SANDCAST: Beach Volleyball with Tri Bourne and Travis Mewhirter
Sports:Volleyball
It became a recurring motif, though not exactly a conspicuous one. If you’re a regular listener to SANDCAST: Beach Volleyball with Tri Bourne and Travis Mewhirter, you’ll know that our final question to our guests is some iteration of: “If you had to give an up-and-coming beach volleyball player one piece of advice, what would that piece of advice be?”
Some might expect a secret drill, a certain lift in the weight room, that one key to unlocking their potential, the secret formula to why Taylor Crabb always seems to be in the right place, at the right time, all the time (just watch the Manhattan Beach Open final and you’ll understand).
The most common bit of advice, however, is as simple: Just play. This week, with Bourne home in Hawai'i and me in Maryland for an emergency trip home, we had to cancel the podcast, so we gathered advice from four of the best in the game -- Taylor Crabb, Rafu Rodriguez, Nicolette Martin, Katie Spieler -- on how, exactly, they became the best in the game.
“Be a student of the game,” said Crabb, a likely candidate to win at least one of Most Valuable Player, Most Improved Player and Best Defender on the AVP Tour this season. “Be smarter rather than stronger, faster, bigger. It’s more important than the other things. Learnt he game, learn why things work, learn why things don’t work. The more you play, that’s when you get bigger, faster, stronger, going on the beach, just playing every day, you’ll train those muscles naturally. The gym does help also but the IQ of the game is the most important thing.”
This season was, incredibly, only Crabb’s third on the beach. Just as he did in 2017, he enjoyed a career year in 2018, winning a pair of AVPs in Seattle and Chicago as well as claiming King of the Court in Hawai’i. His theory, too, was supported by three other SANDCAST guests – Spieler, Rodriguez, Martin – who all, not so coincidentally, enjoyed career-highs.

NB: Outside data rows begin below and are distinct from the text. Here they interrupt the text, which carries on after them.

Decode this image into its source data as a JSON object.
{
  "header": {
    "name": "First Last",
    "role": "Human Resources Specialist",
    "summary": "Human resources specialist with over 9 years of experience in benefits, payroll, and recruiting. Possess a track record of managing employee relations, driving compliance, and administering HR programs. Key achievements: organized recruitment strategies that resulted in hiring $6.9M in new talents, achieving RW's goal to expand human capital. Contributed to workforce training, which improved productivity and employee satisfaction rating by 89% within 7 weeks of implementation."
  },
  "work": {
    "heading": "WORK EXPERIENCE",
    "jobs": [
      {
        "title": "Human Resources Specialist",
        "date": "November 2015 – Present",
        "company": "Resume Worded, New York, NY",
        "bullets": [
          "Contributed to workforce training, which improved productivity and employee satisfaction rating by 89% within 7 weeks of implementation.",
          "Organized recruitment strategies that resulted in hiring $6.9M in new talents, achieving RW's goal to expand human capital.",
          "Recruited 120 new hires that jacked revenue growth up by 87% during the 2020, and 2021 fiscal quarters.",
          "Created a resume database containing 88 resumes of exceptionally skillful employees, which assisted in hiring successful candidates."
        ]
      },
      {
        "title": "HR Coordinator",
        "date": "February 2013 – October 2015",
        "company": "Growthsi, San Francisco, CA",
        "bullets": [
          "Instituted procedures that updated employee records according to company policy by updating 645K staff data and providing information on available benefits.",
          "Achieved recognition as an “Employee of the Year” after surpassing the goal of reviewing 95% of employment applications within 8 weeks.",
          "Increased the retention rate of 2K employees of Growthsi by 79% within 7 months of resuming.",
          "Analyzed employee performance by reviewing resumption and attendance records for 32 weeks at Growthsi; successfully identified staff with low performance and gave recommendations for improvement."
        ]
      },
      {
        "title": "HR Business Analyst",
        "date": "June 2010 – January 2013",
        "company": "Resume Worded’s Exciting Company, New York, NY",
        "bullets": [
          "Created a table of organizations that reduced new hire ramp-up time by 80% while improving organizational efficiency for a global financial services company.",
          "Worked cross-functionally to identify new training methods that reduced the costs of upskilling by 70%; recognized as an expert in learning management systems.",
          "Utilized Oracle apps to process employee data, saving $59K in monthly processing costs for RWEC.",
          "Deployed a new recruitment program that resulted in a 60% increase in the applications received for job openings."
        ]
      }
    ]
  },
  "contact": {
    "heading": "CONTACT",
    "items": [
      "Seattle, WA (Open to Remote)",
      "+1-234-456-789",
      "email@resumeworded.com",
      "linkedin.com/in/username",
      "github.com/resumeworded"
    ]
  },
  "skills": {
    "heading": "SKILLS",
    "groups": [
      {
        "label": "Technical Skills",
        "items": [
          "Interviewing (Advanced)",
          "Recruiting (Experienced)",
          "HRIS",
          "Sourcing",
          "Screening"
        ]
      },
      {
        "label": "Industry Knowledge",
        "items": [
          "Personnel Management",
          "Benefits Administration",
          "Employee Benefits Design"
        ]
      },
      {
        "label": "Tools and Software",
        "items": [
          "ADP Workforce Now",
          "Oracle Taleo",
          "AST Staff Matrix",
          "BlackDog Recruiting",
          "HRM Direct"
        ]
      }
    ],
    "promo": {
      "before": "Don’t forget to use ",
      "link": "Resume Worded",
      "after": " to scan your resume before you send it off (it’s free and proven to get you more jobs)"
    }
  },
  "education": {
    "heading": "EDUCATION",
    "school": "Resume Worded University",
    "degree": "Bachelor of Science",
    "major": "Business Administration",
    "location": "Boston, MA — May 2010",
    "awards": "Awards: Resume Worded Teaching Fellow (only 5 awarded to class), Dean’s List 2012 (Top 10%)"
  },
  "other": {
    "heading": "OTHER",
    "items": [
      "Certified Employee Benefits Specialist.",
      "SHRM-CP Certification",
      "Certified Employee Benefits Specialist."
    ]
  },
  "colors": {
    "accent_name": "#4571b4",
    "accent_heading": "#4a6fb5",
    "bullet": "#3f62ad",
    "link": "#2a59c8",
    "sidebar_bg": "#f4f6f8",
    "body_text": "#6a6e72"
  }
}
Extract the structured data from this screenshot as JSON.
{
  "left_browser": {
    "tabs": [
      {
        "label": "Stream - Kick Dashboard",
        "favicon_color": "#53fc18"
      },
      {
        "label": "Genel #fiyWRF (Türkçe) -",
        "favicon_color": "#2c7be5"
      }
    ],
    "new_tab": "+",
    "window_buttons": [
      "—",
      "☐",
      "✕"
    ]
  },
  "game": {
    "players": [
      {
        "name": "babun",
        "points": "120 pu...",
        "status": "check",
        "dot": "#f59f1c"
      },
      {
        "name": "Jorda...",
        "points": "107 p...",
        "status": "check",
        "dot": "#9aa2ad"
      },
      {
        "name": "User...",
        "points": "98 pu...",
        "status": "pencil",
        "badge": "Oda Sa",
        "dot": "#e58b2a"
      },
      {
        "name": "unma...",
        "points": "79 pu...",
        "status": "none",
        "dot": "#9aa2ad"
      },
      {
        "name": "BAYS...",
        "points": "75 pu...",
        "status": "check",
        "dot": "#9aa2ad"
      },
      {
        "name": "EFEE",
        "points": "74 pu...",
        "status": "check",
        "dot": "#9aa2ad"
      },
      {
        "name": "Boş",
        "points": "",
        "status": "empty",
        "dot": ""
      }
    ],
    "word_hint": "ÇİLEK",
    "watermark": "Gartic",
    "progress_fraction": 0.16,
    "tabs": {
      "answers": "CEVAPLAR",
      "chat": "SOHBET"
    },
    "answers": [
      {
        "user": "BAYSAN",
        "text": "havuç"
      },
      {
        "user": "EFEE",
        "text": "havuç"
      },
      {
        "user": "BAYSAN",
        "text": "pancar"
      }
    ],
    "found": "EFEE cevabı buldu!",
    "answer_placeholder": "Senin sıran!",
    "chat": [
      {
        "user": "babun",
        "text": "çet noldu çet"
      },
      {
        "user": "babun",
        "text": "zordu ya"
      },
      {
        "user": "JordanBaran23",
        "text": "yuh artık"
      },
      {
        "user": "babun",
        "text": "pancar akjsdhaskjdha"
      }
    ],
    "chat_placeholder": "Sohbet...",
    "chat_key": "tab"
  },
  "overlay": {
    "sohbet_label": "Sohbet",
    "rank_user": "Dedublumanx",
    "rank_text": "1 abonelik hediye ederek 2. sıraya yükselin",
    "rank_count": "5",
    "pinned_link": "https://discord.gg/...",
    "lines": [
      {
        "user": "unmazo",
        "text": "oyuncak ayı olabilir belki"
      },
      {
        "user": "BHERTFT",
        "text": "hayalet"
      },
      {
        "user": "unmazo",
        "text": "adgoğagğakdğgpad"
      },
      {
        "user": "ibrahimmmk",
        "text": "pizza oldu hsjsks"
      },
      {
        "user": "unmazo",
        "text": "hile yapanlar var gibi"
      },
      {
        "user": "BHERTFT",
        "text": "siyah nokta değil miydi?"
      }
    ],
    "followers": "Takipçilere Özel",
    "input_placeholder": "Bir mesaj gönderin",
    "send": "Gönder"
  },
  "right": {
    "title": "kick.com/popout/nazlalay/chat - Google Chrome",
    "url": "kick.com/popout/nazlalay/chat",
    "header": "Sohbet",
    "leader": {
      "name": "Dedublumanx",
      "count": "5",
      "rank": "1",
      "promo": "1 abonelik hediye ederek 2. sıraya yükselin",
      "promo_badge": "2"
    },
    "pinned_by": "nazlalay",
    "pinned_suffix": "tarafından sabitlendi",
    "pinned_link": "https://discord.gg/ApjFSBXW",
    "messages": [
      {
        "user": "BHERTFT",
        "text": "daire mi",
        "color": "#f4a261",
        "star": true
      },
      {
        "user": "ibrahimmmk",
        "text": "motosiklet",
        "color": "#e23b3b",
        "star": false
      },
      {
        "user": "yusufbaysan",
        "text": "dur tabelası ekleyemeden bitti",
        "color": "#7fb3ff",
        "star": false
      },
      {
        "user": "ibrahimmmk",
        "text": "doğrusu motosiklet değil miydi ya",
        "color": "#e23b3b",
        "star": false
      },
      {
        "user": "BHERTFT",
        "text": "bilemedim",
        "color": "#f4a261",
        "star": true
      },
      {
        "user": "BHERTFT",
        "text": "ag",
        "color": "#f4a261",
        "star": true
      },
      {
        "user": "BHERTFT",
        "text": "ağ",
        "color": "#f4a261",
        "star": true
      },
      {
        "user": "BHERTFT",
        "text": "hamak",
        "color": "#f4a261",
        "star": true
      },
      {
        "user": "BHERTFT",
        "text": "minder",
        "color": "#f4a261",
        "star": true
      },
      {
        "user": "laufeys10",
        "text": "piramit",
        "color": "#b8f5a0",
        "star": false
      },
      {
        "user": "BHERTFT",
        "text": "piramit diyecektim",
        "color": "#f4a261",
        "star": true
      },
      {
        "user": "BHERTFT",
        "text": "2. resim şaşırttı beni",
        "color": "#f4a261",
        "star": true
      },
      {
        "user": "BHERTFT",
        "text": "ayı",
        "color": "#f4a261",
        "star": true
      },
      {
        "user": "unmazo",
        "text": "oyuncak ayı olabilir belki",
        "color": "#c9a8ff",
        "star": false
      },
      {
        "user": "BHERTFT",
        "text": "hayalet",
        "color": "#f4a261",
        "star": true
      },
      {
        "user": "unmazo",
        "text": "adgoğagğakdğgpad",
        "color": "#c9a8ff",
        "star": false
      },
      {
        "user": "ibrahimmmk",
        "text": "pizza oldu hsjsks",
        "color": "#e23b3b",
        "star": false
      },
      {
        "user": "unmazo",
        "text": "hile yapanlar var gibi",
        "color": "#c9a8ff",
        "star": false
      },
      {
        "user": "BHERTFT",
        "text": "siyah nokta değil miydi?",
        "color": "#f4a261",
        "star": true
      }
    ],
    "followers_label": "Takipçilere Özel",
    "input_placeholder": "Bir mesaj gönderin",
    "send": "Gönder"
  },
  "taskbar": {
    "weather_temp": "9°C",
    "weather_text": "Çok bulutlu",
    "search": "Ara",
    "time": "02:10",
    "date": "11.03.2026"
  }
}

“Just keep – just play every day,” said Martin, who claimed fifths in Austin and Seattle, narrowly missing her first Sunday. “We were talking about playing too much or whatever, but if you’re up and coming, I think it’s super important to get out to all those CBVAs on the weekend and just be playing as much as you can because it’s such an experience sport for sure. Just as much as you can touch a ball, the contacts, make sure when you’re going to the beach, get [phone] numbers, talk to people, that’s huge.”
It has been for Martin, just as it has been for Spieler, a 5-foot-5 dynamo out of Hawai’i who made her first career Sunday in Austin, where her and Karissa Cook finished third. The founder and coach at East Beach Volleyball Academy, Spieler tells her girls to do exactly what she does over the summer: “Get out there and play as much as possible,” she said. “Growing up at East Beach, I would just go down and play with older guys or pickup games all day on the weekends and I think that’s when I really learned that I, a) loved the sport, and b) just a lot of different ways to score. So I don’t think you necessarily need to play for a club, even though that’s great if you have the resources to do so. Just that we are able to go down to the beach, grab a ball, maybe pick up a player and get better is great. So just get out there.”
Rodriguez, the final guest on the SANDCAST radio hour of sorts, emphasized tournaments and pickup as well. He’s no stranger to CBVAs and AVP Nexts, despite winning an AVP in San Francisco this season, his first career AVP win.
“Just go out and play in as many tournaments as you can,” he said. “Learn the game playing the game, right? Even me, I go out and play in CBVAs and all those one-day tournaments because you got to go out and play. Yeah, you have to train and learn the techniques, but you need to go out and play and play and play and play.”